Night Stands in Birds Eye Maple
Posted March 5 2020
Walnut and birdseye maple should work well together if tastefully combined. I was asked by a friend to build some night stands for his place in Seattle
and, after staying in our inn and viewing my Maple Coffee Table , he
was much enamored with the top of birdseye maple. After scouting out some birdseye (trips to Portland and Seattle),
I was able to secure enough to complete a couple of large nightstands.
This project will require both 4/4 and 8/4 stock and, while I had a plentiful supply of 4/4, the thicker material for the legs
was more precious and will require careful selection. Birdseye grain can be all over the place, some areas highly figured while almost absent of figure in others.
I try to save the most figured woods for the areas most visable on the finished night stands.
Legs were sorted and positioned to take advantage of grain and figure for their placement on the case. Then they are labeled
as to their position and the layout for the 3/8" mortises is completed.
Mortises were cut with the hollow-chisel mortiser on the adjacent 2 sides of each leg for the tenons on the front, rear and side rails. I generally allow about a 1/8" revel
where the rails connect to the legs, but it is not critical, as long as they are all the same.
After cutting the tenons with a dado stack on the table saw, the joinery can be completed and the case is dry-fit together. Measurements
can then be taken for the dados in the lower rails for the bottom shelf. This shelf will be glued to the front rail but then
allowed to freely move in the other dados for seasonal wood movement.
The shelf is notched to fit between the legs and then glued with biscuts to the front bottom rail, after cutting the bottom arc in the rail.
Then the entire front assembly can be glued together as a unit, which will be attached to the side rails and panels.
Before glueing up the front assembly, the opening for the front drawer is cut in the front upper rail. The back legs, rails, and
panels are glued up seperately also as a unit. The front and back units are then assembled with the side rails and panels to complete the
case glue up.
Measurements can now be obtained for the drawer and door sizes. I make then oversize in all directions by about 1/32" to 1/16" and then
hand plane them to fit. This also allows for dealing with openings that are not perfectly square.
I try to select walnut for the door panels from book-matched stock. The door sides will be birdseye maple and the joinery will be with
bridal joints, tenons on the top rails. For the drawer fronts, also walnut, I try to choose some walnut with a lot of
figure, but still some match between stands. The drawer sides will be hard maple, which gives a crisp through-dovetail
look that will show from the front on the stands.
After completing the drawer dovetails, they are hand planed to fit the opening. The drawers will require several fine tunings with a hand
plane over the coming weeks as they settle into place. I usually put a small amount of paraffin wax on the slides.
These doors will be installed with Bruso knife hinges on the top and bottom.
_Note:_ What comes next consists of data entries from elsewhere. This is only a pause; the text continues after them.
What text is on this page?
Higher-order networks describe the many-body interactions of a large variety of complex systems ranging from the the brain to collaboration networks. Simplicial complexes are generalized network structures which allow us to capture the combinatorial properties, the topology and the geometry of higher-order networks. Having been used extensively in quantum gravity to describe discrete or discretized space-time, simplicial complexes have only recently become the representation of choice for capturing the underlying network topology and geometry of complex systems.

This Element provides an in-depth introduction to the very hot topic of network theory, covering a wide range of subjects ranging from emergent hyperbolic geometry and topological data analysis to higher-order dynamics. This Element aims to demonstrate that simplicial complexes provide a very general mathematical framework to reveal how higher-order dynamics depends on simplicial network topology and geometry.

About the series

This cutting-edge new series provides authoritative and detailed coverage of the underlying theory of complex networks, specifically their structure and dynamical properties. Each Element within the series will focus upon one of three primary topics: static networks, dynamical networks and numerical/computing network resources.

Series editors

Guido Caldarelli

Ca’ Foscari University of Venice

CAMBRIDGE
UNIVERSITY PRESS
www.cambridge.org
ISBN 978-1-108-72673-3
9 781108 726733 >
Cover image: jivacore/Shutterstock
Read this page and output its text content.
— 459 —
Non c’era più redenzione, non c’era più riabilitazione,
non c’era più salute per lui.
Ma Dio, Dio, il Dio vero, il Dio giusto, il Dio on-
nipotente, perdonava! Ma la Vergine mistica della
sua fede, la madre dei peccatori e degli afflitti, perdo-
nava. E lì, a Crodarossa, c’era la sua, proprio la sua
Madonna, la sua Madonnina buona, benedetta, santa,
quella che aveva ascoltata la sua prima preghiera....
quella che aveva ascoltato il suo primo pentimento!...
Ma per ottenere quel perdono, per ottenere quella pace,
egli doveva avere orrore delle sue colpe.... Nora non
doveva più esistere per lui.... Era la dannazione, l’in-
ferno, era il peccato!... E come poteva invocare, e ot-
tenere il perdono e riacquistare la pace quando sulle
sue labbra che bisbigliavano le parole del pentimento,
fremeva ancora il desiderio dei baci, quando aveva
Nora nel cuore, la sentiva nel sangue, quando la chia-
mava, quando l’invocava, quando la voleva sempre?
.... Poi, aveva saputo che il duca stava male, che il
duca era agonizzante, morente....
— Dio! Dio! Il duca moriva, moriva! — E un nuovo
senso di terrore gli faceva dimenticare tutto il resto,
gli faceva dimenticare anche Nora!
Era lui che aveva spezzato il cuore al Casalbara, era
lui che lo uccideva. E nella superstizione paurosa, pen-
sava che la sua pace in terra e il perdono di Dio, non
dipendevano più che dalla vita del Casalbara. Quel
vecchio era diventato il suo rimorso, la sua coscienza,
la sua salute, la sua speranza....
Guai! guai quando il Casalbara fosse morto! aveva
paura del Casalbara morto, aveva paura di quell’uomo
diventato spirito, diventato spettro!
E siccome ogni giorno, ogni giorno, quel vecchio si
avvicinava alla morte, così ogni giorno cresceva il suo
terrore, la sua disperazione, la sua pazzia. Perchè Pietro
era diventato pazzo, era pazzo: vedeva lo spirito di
I like to install doors with the case laying on its back, using
a couple of clamps on the inside to provide temporary stops. I find this a convenient method to install the hinges and fine tune the door sizes.
Tops are glued up from more birdseye maple that I have selected for figure and color to work with the legs and panels. Edge treatment will
be a bevel on the front, higher bevel on the sides, and none on the back, leaving an approximate 1/2" overhang.